Marketing e Marqueteiros

O fenômeno do marketing digital Enquanto não começava a propaganda eleitoral gratuita na TV, muito se especulava em relação à sua importância, frente as mídias sociais.

Era visível que Bolsonaro havia largado na frente dos demais candidatos, se utilizando do marketing digital nas mídias sociais, e que não teria chegado onde chegou, nas intenções de votos, sem o apoio dessas mídias.

A dúvida

Até que veio a propaganda eleitoral gratuita na TV. O que mudou? Nada!

O que se viu foi um Haddad crescendo quando Lula assim o permitiu, com sua transferência de votos, e um Bolsonaro que sem tempo de TV, que continuava a subir.

Viu-se também um crescimento inicial de uma Marina, que não se sustentou, o mesmo acontecendo com os demais candidatos, que se não caíram, estagnaram.

Finalmente se pode medir, agora, a importância das redes sociais, e do horário eleitoral gratuito.

A reação

O que me chama a atenção, é que os marqueteiros eleitorais não se prepararam para esse fenômeno. Ficaram aguardando o início da mídia tradicional, por absoluto desconhecimento de causa.

Parece não ter havido uma planejamento, fundamentado no peso do marketing digital, onde antecipassem a importância dessas mídias, em relação à mídia então dominante.

Há quem diga que os profissionais de SEO no Brasil, processo exigido para se posicionar bem um projeto de internet nos sites de busca, são fracos.

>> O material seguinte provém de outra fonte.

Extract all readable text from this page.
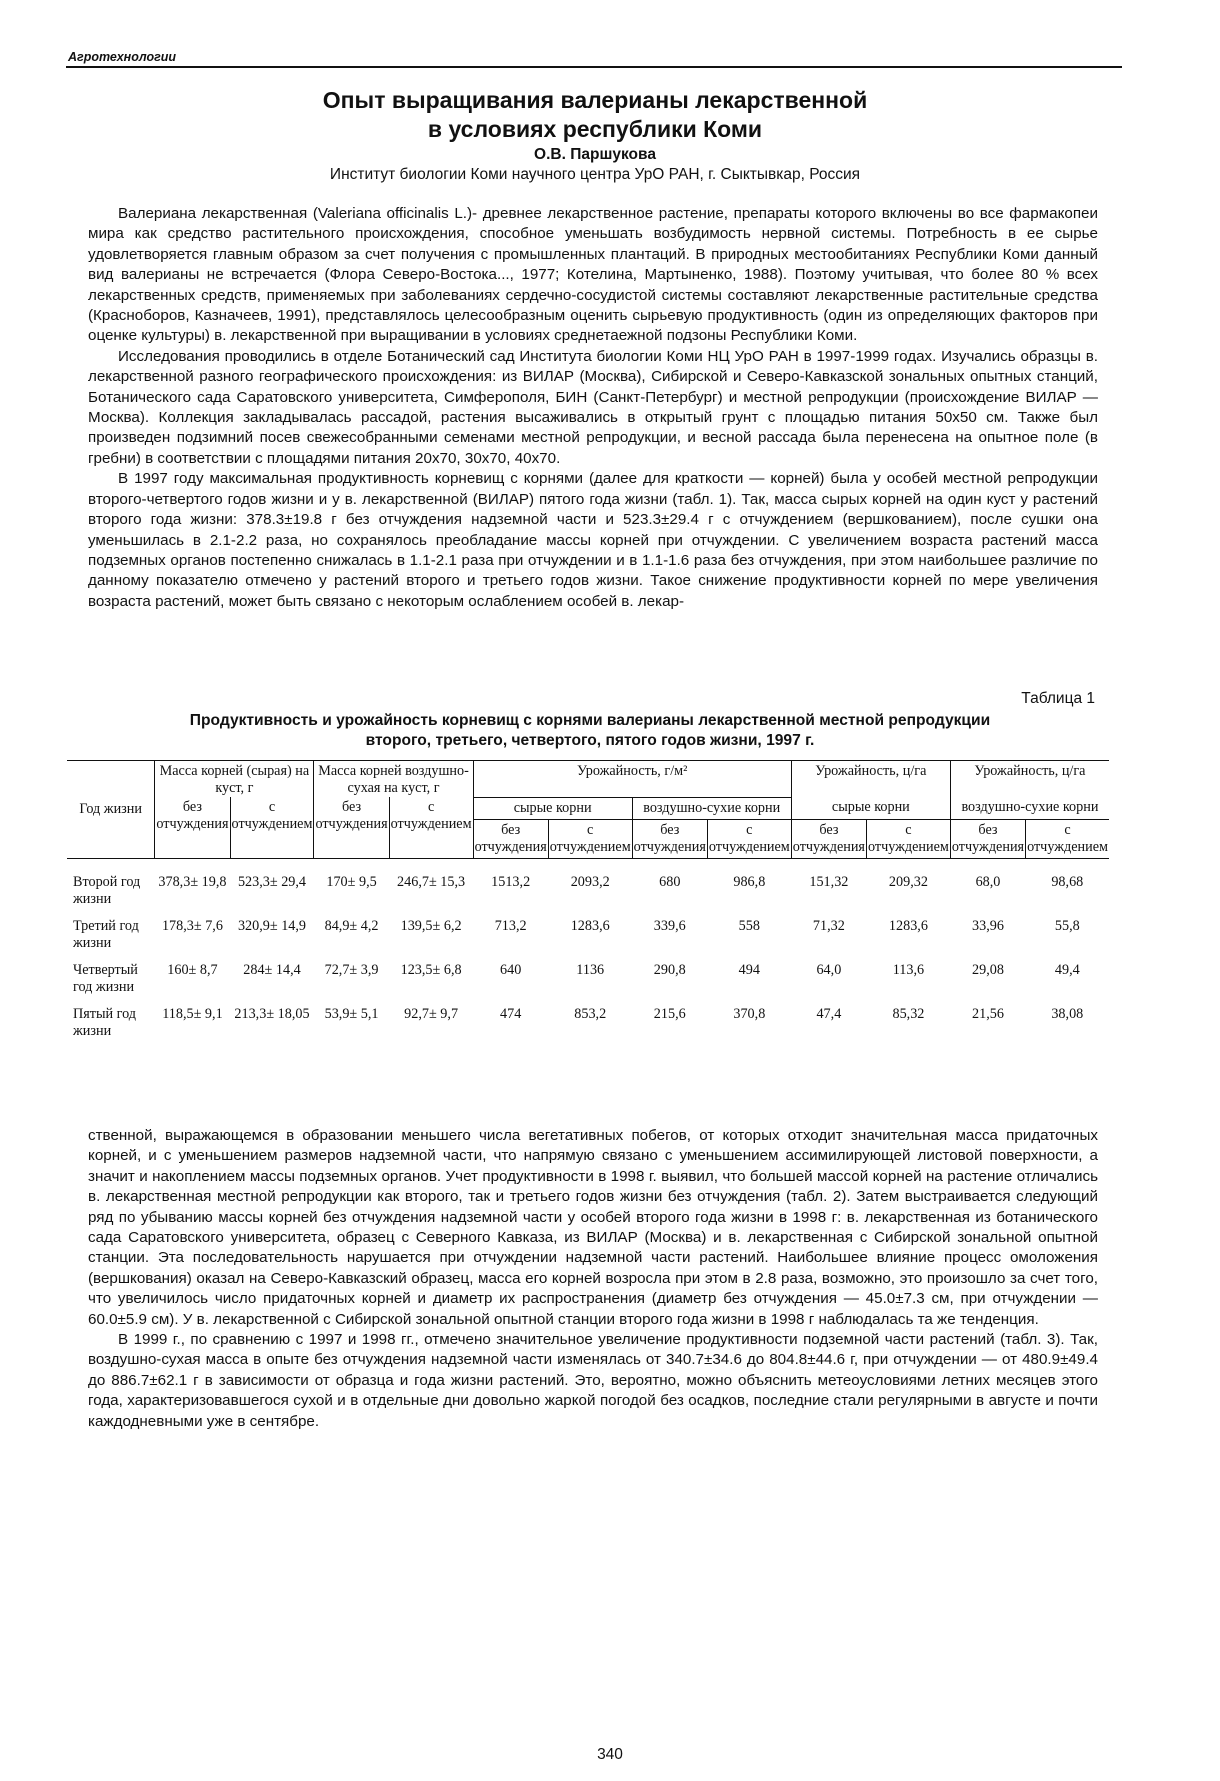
Агротехнологии
Опыт выращивания валерианы лекарственной
в условиях республики Коми
О.В. Паршукова
Институт биологии Коми научного центра УрО РАН, г. Сыктывкар, Россия

Валериана лекарственная (Valeriana officinalis L.)- древнее лекарственное растение, препараты которого включены во все фармакопеи мира как средство растительного происхождения, способное уменьшать возбудимость нервной системы. Потребность в ее сырье удовлетворяется главным образом за счет получения с промышленных плантаций. В природных местообитаниях Республики Коми данный вид валерианы не встречается (Флора Северо-Востока..., 1977; Котелина, Мартыненко, 1988). Поэтому учитывая, что более 80 % всех лекарственных средств, применяемых при заболеваниях сердечно-сосудистой системы составляют лекарственные растительные средства (Красноборов, Казначеев, 1991), представлялось целесообразным оценить сырьевую продуктивность (один из определяющих факторов при оценке культуры) в. лекарственной при выращивании в условиях среднетаежной подзоны Республики Коми.

Исследования проводились в отделе Ботанический сад Института биологии Коми НЦ УрО РАН в 1997-1999 годах. Изучались образцы в. лекарственной разного географического происхождения: из ВИЛАР (Москва), Сибирской и Северо-Кавказской зональных опытных станций, Ботанического сада Саратовского университета, Симферополя, БИН (Санкт-Петербург) и местной репродукции (происхождение ВИЛАР — Москва). Коллекция закладывалась рассадой, растения высаживались в открытый грунт с площадью питания 50х50 см. Также был произведен подзимний посев свежесобранными семенами местной репродукции, и весной рассада была перенесена на опытное поле (в гребни) в соответствии с площадями питания 20х70, 30х70, 40х70.

В 1997 году максимальная продуктивность корневищ с корнями (далее для краткости — корней) была у особей местной репродукции второго-четвертого годов жизни и у в. лекарственной (ВИЛАР) пятого года жизни (табл. 1). Так, масса сырых корней на один куст у растений второго года жизни: 378.3±19.8 г без отчуждения надземной части и 523.3±29.4 г с отчуждением (вершкованием), после сушки она уменьшилась в 2.1-2.2 раза, но сохранялось преобладание массы корней при отчуждении. С увеличением возраста растений масса подземных органов постепенно снижалась в 1.1-2.1 раза при отчуждении и в 1.1-1.6 раза без отчуждения, при этом наибольшее различие по данному показателю отмечено у растений второго и третьего годов жизни. Такое снижение продуктивности корней по мере увеличения возраста растений, может быть связано с некоторым ослаблением особей в. лекар-

Таблица 1
Продуктивность и урожайность корневищ с корнями валерианы лекарственной местной репродукции
второго, третьего, четвертого, пятого годов жизни, 1997 г.
Год жизни	Масса корней (сырая) на куст, г		Масса корней воздушно-сухая на куст, г		Урожайность, г/м²				Урожайность, ц/га		Урожайность, ц/га	
	без отчуждения	с отчуждением	без отчуждения	с отчуждением	сырые корни		воздушно-сухие корни		сырые корни		воздушно-сухие корни	
					без отчуждения	с отчуждением	без отчуждения	с отчуждением	без отчуждения	с отчуждением	без отчуждения	с отчуждением

Второй год жизни	378,3± 19,8	523,3± 29,4	170± 9,5	246,7± 15,3	1513,2	2093,2	680	986,8	151,32	209,32	68,0	98,68
Третий год жизни	178,3± 7,6	320,9± 14,9	84,9± 4,2	139,5± 6,2	713,2	1283,6	339,6	558	71,32	1283,6	33,96	55,8
Четвертый год жизни	160± 8,7	284± 14,4	72,7± 3,9	123,5± 6,8	640	1136	290,8	494	64,0	113,6	29,08	49,4
Пятый год жизни	118,5± 9,1	213,3± 18,05	53,9± 5,1	92,7± 9,7	474	853,2	215,6	370,8	47,4	85,32	21,56	38,08

ственной, выражающемся в образовании меньшего числа вегетативных побегов, от которых отходит значительная масса придаточных корней, и с уменьшением размеров надземной части, что напрямую связано с уменьшением ассимилирующей листовой поверхности, а значит и накоплением массы подземных органов. Учет продуктивности в 1998 г. выявил, что большей массой корней на растение отличались в. лекарственная местной репродукции как второго, так и третьего годов жизни без отчуждения (табл. 2). Затем выстраивается следующий ряд по убыванию массы корней без отчуждения надземной части у особей второго года жизни в 1998 г: в. лекарственная из ботанического сада Саратовского университета, образец с Северного Кавказа, из ВИЛАР (Москва) и в. лекарственная с Сибирской зональной опытной станции. Эта последовательность нарушается при отчуждении надземной части растений. Наибольшее влияние процесс омоложения (вершкования) оказал на Северо-Кавказский образец, масса его корней возросла при этом в 2.8 раза, возможно, это произошло за счет того, что увеличилось число придаточных корней и диаметр их распространения (диаметр без отчуждения — 45.0±7.3 см, при отчуждении — 60.0±5.9 см). У в. лекарственной с Сибирской зональной опытной станции второго года жизни в 1998 г наблюдалась та же тенденция.

В 1999 г., по сравнению с 1997 и 1998 гг., отмечено значительное увеличение продуктивности подземной части растений (табл. 3). Так, воздушно-сухая масса в опыте без отчуждения надземной части изменялась от 340.7±34.6 до 804.8±44.6 г, при отчуждении — от 480.9±49.4 до 886.7±62.1 г в зависимости от образца и года жизни растений. Это, вероятно, можно объяснить метеоусловиями летних месяцев этого года, характеризовавшегося сухой и в отдельные дни довольно жаркой погодой без осадков, последние стали регулярными в августе и почти каждодневными уже в сентябре.

340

Dessa forma, permitiram a ascensão de um candidato se descolando dos demais, sem nada poder fazer, e quando viram que havia uma migração de interesse da mídia tradicional para as mídias sociais, continuaram a olhar estas, como se estivessem fora do processo, sem nada fazer que beneficiasse seus contratantes.

Era para terem avaliado melhor a importância das redes sociais, antes do processo ser iniciado, e ter tido competência para fazer correções de estratégias, ao se aperceberem do ato falho.

Conclusão

Pra mim, houve incompetência dos marqueteiros, que não sabem trabalhar mídias sociais, e diga-se de passagem, não é uma coisa simples. Envolve muitas nuances. Não é só fechar um link patrocinado como Google, ou Facebook.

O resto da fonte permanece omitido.